By now the secret's out, Whataburger has sold a majority of its stockholder shares to a Chicago-based company. Really? That's akin to selling a German-themed Texas water park to Ohioans (we're looking at you Schlitterbaun.) What's next Buc-ee's? (It is Texan because it's based here or because it's a Texas-sized gas station?)

Whataburger is a Texas treasure. Started in 1950 in Corpus Christi, the town that claims another Texas treasure, Selena, who was actually born in Lake Jackson, which is coincidentally the headquarters of Buc-ee's. Ya'll still with me?

One of our state tourism slogans still rings true, “Texas is like a whole other country,” and if it was up to those sporting SECEDE bumper stickers, and the more recent TEXIT, it would be.

We cling to our state pride and complain when a restaurant doesn’t offer Dr Pepper or Blue Bell.

We Texans, however, don't have a problem when our state businesses hop the border and colonize other lands. There are already Whataburgers in 10 states, including Arkansas where it is said the company built its Fayetteville location to serve all the misplaced Texas students taking advantage of its non-resident tuition advantage.

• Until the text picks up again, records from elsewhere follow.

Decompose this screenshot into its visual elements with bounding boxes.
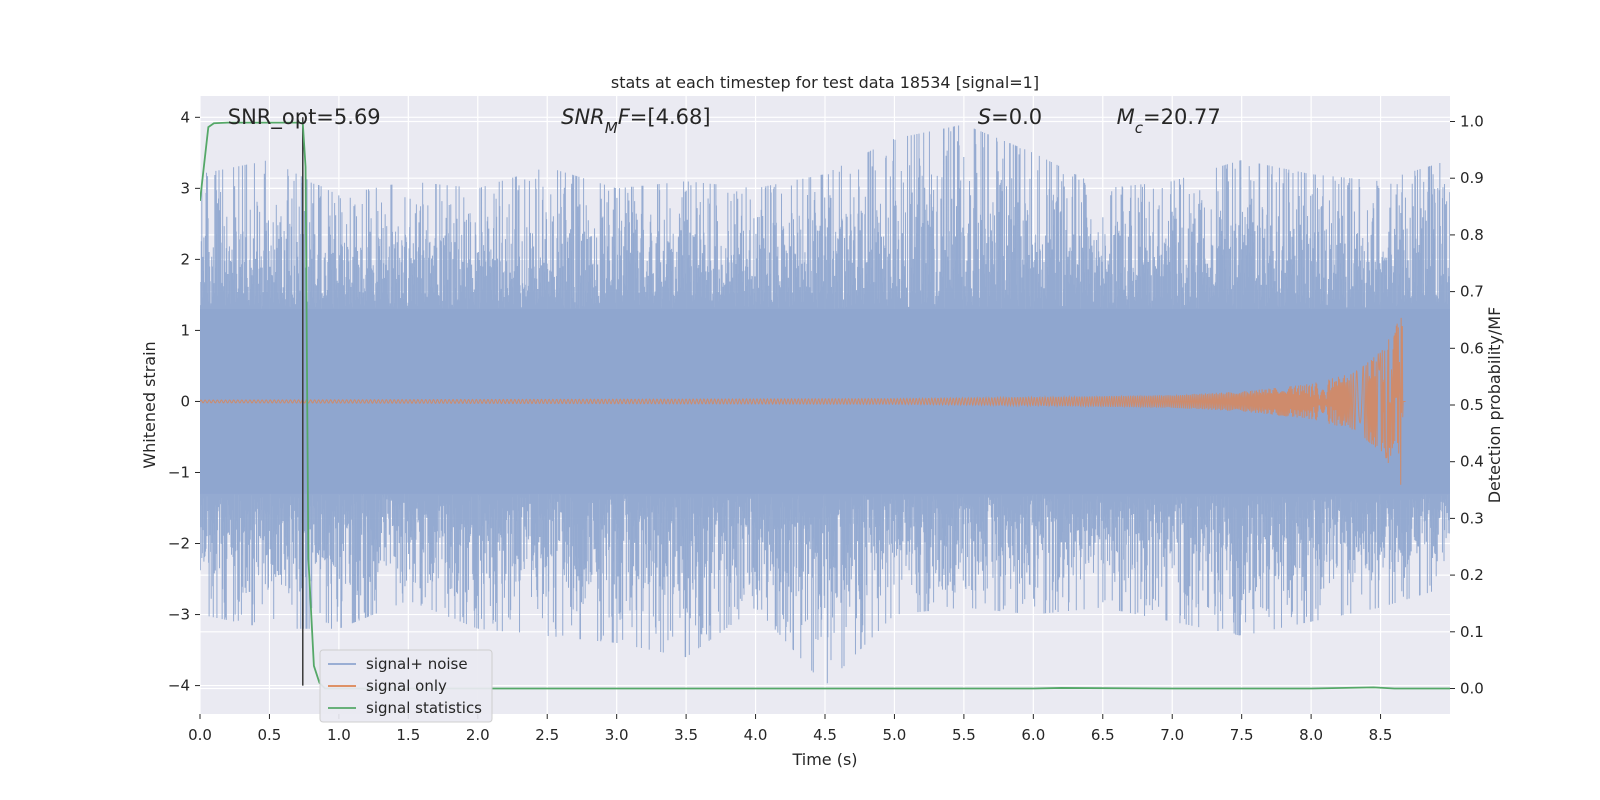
legend: signal+ noise signal only signal statistic… — [319, 649, 493, 723]
x-tick-label: 2.5 — [535, 726, 559, 744]
series-signal-statistics — [200, 121, 1450, 690]
x-tick-label: 8.0 — [1299, 726, 1323, 744]
x-tick-label: 8.5 — [1369, 726, 1393, 744]
annotation-2: S=0.0 — [978, 105, 1042, 129]
y-left-tick-label: 4 — [180, 108, 190, 126]
y-right-tick-label: 0.2 — [1460, 566, 1484, 584]
y-left-tick-label: −1 — [168, 463, 190, 481]
y-right-tick-label: 0.7 — [1460, 283, 1484, 301]
x-tick-label: 5.0 — [883, 726, 907, 744]
annotation-3: Mc=20.77 — [1117, 105, 1221, 137]
y-axis-label-right: Detection probability/MF — [1485, 307, 1504, 504]
y-axis-label-left: Whitened strain — [140, 341, 159, 468]
series-signal-only — [200, 317, 1406, 485]
y-right-tick-label: 0.1 — [1460, 623, 1484, 641]
x-axis-label: Time (s) — [791, 750, 857, 769]
x-tick-label: 4.5 — [813, 726, 837, 744]
axes: 0.0 0.5 1.0 1.5 2.0 2.5 3.0 3.5 4.0 4.5 5.0 5.5 6.0 6… — [168, 108, 1484, 744]
legend-box — [319, 649, 493, 723]
x-tick-label: 5.5 — [952, 726, 976, 744]
y-left-tick-label: −4 — [168, 677, 190, 695]
y-left-tick-label: −2 — [168, 535, 190, 553]
x-tick-label: 0.5 — [258, 726, 282, 744]
x-tick-label: 6.5 — [1091, 726, 1115, 744]
annotation-1: SNRMF=[4.68] — [561, 105, 710, 137]
x-tick-label: 1.0 — [327, 726, 351, 744]
y-right-tick-label: 0.8 — [1460, 226, 1484, 244]
series-layer — [200, 117, 1450, 690]
x-tick-label: 0.0 — [188, 726, 212, 744]
y-right-tick-label: 0.6 — [1460, 339, 1484, 357]
x-tick-label: 6.0 — [1021, 726, 1045, 744]
y-right-tick-label: 1.0 — [1460, 113, 1484, 131]
annotations: SNR_opt=5.69 SNRMF=[4.68] S=0.0 Mc=20.77 — [228, 105, 1221, 137]
y-left-tick-label: 1 — [180, 321, 190, 339]
legend-label-0: signal+ noise — [366, 655, 468, 673]
x-tick-label: 3.0 — [605, 726, 629, 744]
legend-label-1: signal only — [366, 677, 447, 695]
x-tick-label: 3.5 — [674, 726, 698, 744]
y-right-tick-label: 0.9 — [1460, 169, 1484, 187]
y-left-tick-label: −3 — [168, 606, 190, 624]
y-right-tick-label: 0.5 — [1460, 396, 1484, 414]
x-tick-label: 4.0 — [744, 726, 768, 744]
y-left-tick-label: 3 — [180, 179, 190, 197]
y-right-tick-label: 0.0 — [1460, 679, 1484, 697]
y-right-tick-label: 0.4 — [1460, 453, 1484, 471]
legend-label-2: signal statistics — [366, 699, 482, 717]
y-left-tick-label: 0 — [180, 392, 190, 410]
x-tick-label: 1.5 — [396, 726, 420, 744]
annotation-0: SNR_opt=5.69 — [228, 105, 381, 130]
y-right-tick-label: 0.3 — [1460, 509, 1484, 527]
x-tick-label: 2.0 — [466, 726, 490, 744]
chart-title: stats at each timestep for test data 185… — [611, 73, 1039, 92]
x-tick-label: 7.5 — [1230, 726, 1254, 744]
y-left-tick-label: 2 — [180, 250, 190, 268]
x-tick-label: 7.0 — [1160, 726, 1184, 744]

My only hope is that Whataburger doesn't go changing on us and I can find the same quality I've grown up to know and love in that familiar orange and white striped bag. Just don't leave the bag in the car during a hot Texas summer. Y'all know what I mean.

Did you know Dairy Queen originated in Illinois but claims its familiar red DQ logo as the “Texas Stop Sign?”

We should be proud of our state's success and honored other people want to enjoy our state fare.

Whataburger will always be a Texas treasure, no matter who signs the paychecks.